Thinking about the AI alignment problem, it seems to me humans have done something similar before: aligning wolves to be friendly towards us.
The result, of course, is a dog.
The fact that its possible to breed dogs to be friendly towards humans means that there's things in their genome that can be tweaked in a way that makes them, in practice, be friendly towards us.
Could AIs be aligned in a similar way?
So could we breed AIs in the same way that we have bred dogs?

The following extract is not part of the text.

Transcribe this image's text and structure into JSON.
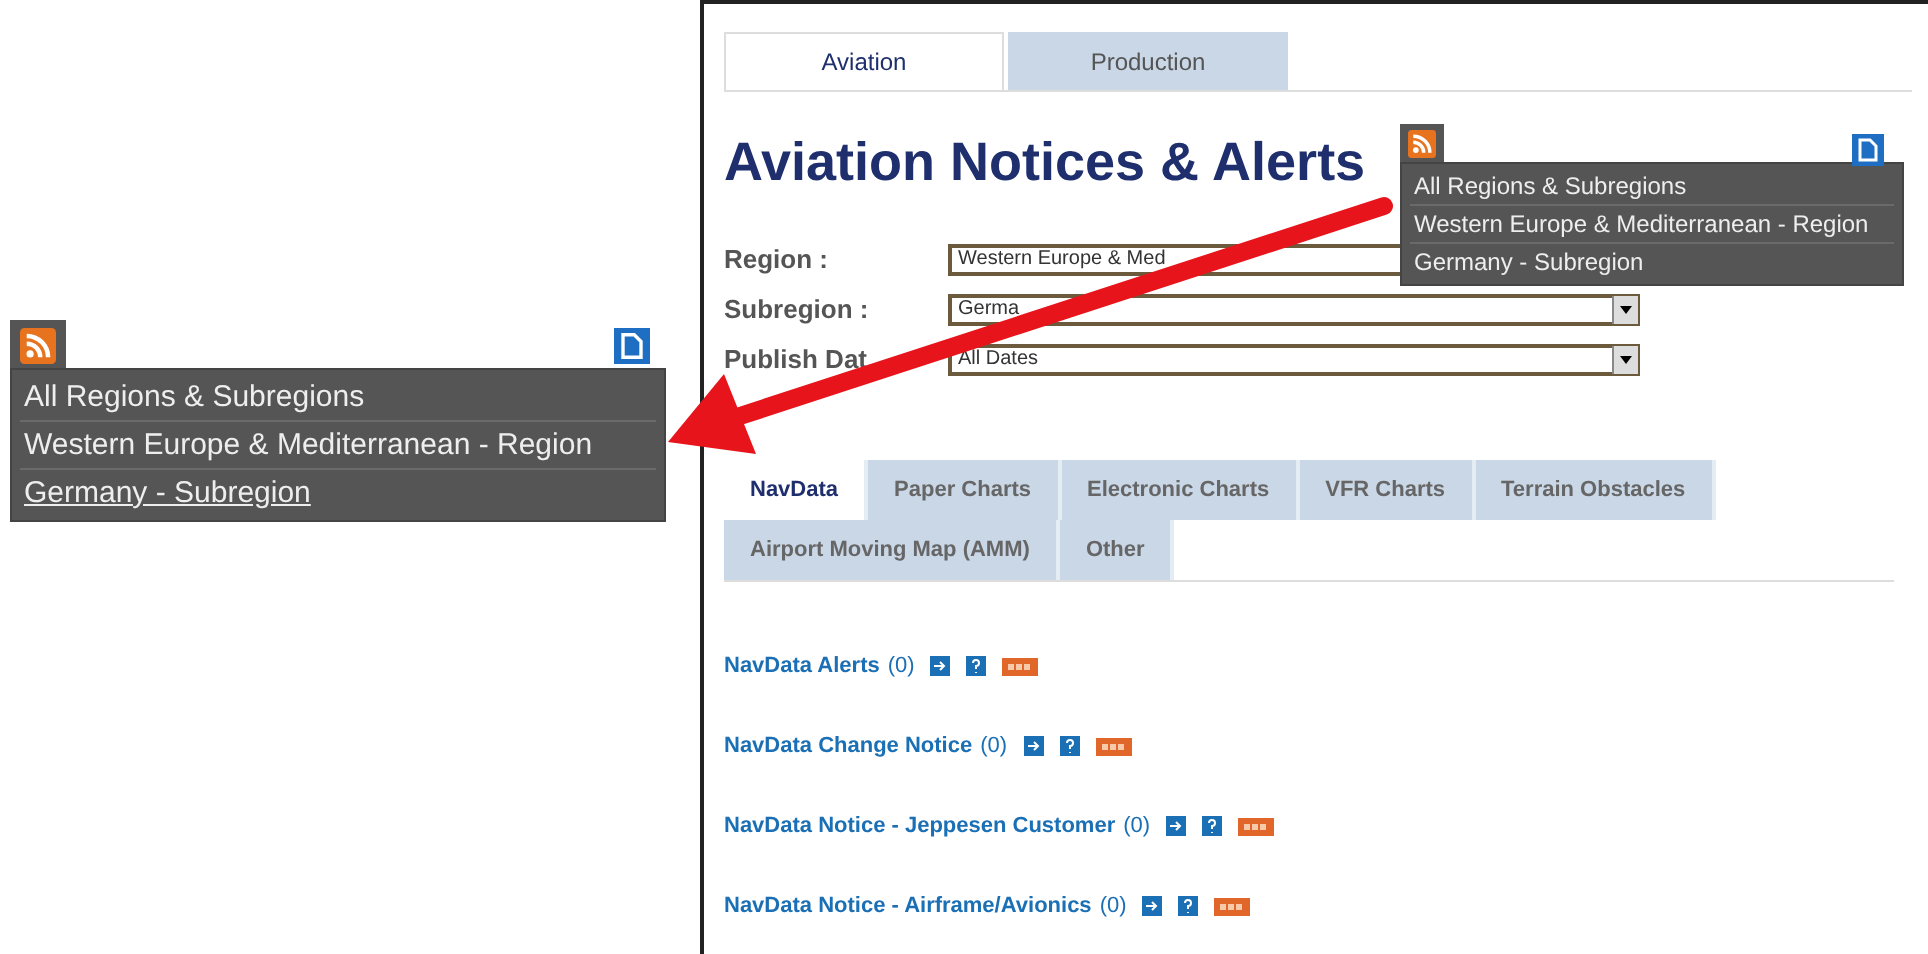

One problem is there's nothing in an AI that's precisely equivalent to dog's genome. Yes there is its architecture, which is defined in, for example, a Python program, but that's quite small informationally (c. 10-100 kB versus 700 MB for a dog genome).
Maybe there could be initial weights attached to some neurons before training? Note that the dog connectome is
much bigger than the genome: Dogs have about 2 billion neurons each with 1000 connections so that's 2 TB of information (i.e. 2e12) in the connectome. This is around 3000 times bigger than the genome.
Looking at AI architectures, GPT-4 reportedly has about 2 T connections and it has been speculated that GPT-5 has about 3 T to 5 T. connections, so about the same as a dog. By comparison the human connectome is a lot bigger: it has an estimated 1e14 to 1e15 connection (100 T to 1000 T).
Or maybe there could be a pre-training phase before ordinary training, and the data in the pre-training phase can be used as an equivalent to a dog's genome: i.e. randomly changed, seeing which resulting AIs are best aligned to us, and breeding them.
Or maybe entirely new AI architectures would be needed to reliably breed AIs.
Is something like this feasible? I've no idea, it's just a thought that struck me.
lol. Grok is the French bulldog of AIs.